Mis padres me recomendaron  que tuviera sumo cuidado, que no confiara sino en ellos, mis hermanos mayores y Glenda. Los papás de mis amigos y compañeros de escuela hicieron lo mismo: les aconsejaron extrema prudencia con las relaciones. Pronto, todos los niños que aún continuábamos en nuestras casas nos transformamos en seres callados, tristes, asustados y con una desconfianza que si se hubiera podido medir en kilómetros, seguro que alcanzaba más de un millón.

Una tarde, el Manga irrumpió en nuestro almacén.
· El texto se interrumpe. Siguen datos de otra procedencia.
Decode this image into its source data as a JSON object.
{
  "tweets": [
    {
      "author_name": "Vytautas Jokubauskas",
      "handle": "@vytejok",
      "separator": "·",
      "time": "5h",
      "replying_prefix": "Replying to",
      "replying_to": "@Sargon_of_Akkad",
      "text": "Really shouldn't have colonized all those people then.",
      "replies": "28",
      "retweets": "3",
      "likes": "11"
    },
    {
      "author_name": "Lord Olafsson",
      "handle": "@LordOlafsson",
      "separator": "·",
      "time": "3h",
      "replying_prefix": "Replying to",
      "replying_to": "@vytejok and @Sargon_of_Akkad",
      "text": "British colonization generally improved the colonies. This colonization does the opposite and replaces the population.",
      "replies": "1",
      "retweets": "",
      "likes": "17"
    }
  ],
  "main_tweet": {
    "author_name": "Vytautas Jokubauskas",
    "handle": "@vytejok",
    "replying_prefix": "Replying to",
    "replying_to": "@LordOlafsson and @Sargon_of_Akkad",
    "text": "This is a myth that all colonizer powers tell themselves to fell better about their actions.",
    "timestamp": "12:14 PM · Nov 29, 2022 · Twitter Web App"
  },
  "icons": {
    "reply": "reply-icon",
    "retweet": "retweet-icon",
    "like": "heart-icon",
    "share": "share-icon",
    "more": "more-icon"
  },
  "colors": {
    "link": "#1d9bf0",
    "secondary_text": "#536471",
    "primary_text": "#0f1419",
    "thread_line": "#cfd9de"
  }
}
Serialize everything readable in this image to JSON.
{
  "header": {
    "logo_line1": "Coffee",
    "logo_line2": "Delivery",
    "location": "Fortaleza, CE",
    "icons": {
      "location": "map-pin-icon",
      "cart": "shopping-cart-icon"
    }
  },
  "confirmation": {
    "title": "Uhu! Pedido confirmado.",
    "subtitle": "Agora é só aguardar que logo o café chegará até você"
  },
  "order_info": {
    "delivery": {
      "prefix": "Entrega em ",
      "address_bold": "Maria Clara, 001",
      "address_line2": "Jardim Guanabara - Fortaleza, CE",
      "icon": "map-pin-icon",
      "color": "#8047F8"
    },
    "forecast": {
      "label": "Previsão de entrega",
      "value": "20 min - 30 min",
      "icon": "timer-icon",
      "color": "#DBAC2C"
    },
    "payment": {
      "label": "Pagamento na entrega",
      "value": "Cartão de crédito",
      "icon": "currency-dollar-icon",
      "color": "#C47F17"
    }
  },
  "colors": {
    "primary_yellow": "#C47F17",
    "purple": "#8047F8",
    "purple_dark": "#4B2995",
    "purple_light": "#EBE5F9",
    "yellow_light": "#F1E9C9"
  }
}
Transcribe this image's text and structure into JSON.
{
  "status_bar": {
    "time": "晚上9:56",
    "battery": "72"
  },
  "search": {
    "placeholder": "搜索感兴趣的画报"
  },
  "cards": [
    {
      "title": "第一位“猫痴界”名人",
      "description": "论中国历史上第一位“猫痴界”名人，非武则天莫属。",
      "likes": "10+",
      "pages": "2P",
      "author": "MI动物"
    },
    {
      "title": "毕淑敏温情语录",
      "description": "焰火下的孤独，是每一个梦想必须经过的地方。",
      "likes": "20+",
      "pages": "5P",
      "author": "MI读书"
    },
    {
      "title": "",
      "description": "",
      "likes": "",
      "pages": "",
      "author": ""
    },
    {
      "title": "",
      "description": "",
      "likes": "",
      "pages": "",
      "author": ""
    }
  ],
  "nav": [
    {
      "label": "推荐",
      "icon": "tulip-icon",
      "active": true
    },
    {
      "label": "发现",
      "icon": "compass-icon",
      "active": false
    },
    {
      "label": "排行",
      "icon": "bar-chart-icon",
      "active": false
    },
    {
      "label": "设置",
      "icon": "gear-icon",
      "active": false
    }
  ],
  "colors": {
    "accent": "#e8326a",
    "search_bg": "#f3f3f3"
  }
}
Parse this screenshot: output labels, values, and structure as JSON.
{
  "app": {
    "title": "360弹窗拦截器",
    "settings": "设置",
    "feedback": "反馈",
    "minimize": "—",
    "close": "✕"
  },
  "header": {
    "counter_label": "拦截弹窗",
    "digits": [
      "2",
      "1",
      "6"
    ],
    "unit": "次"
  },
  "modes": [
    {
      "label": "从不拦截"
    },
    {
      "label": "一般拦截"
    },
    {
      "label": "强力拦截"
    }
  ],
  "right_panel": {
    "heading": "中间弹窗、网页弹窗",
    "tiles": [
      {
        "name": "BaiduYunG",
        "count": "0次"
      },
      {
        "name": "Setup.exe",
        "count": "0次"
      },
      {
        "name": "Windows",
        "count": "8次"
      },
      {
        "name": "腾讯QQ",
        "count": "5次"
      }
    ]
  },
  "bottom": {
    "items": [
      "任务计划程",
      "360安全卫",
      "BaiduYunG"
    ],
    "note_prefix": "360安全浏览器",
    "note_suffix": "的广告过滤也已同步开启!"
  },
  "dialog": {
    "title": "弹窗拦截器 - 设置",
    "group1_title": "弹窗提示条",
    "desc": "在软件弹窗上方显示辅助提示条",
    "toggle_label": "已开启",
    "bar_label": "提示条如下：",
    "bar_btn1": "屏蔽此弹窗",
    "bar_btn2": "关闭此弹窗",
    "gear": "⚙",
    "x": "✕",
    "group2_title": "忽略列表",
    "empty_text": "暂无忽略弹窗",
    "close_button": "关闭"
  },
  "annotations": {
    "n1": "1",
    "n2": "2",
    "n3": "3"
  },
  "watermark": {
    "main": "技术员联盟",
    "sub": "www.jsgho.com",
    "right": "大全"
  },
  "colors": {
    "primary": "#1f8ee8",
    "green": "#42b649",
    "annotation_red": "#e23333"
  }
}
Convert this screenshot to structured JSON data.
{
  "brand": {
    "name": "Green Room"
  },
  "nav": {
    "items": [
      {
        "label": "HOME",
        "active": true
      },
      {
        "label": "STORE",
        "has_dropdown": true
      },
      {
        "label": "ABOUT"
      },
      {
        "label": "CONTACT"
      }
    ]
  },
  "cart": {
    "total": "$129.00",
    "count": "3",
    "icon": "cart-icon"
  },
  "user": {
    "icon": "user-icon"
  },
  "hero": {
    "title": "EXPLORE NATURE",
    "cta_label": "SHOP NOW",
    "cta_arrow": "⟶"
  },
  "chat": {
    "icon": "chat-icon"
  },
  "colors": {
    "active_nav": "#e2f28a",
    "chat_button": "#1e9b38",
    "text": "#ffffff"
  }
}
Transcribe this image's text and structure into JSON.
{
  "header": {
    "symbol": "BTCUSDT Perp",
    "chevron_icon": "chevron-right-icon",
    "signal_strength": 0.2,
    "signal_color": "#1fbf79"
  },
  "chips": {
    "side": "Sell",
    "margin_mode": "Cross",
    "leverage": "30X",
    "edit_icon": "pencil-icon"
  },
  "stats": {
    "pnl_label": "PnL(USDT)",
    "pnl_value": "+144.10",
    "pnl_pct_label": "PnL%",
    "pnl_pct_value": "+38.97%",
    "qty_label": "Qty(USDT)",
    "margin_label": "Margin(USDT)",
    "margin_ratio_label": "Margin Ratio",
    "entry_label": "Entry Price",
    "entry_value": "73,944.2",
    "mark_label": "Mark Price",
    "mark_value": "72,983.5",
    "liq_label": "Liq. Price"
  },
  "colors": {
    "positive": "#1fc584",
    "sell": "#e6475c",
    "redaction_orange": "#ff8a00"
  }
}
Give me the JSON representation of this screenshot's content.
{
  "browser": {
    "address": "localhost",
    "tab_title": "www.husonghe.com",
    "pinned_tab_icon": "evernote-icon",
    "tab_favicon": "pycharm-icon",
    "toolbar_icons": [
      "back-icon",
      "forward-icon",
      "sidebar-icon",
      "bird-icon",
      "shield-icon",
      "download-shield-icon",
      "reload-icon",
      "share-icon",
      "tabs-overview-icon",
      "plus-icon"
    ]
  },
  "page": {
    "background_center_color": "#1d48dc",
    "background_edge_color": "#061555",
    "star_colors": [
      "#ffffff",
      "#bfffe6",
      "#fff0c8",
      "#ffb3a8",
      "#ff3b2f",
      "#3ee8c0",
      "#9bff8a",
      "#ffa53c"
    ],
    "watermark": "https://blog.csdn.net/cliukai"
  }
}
Lo habían dejado a mi cargo durante un rato, mientras mi familia se ocupaba de algunas diligencias en las cercanías.

El hombrecito encargó agua mineral y me pagó. 

Ya estaba por abandonar el local -arrastrando la bolsa donde había ubicado el montón de botellas, cuando por primera y única vez se volvió hacia mí y me dijo:

-Por favor, ¿podrías ayudarme? No me siento bien.

Te ruego que me acompañes para llevar el agua hasta mi casa, si no es mucho pedir.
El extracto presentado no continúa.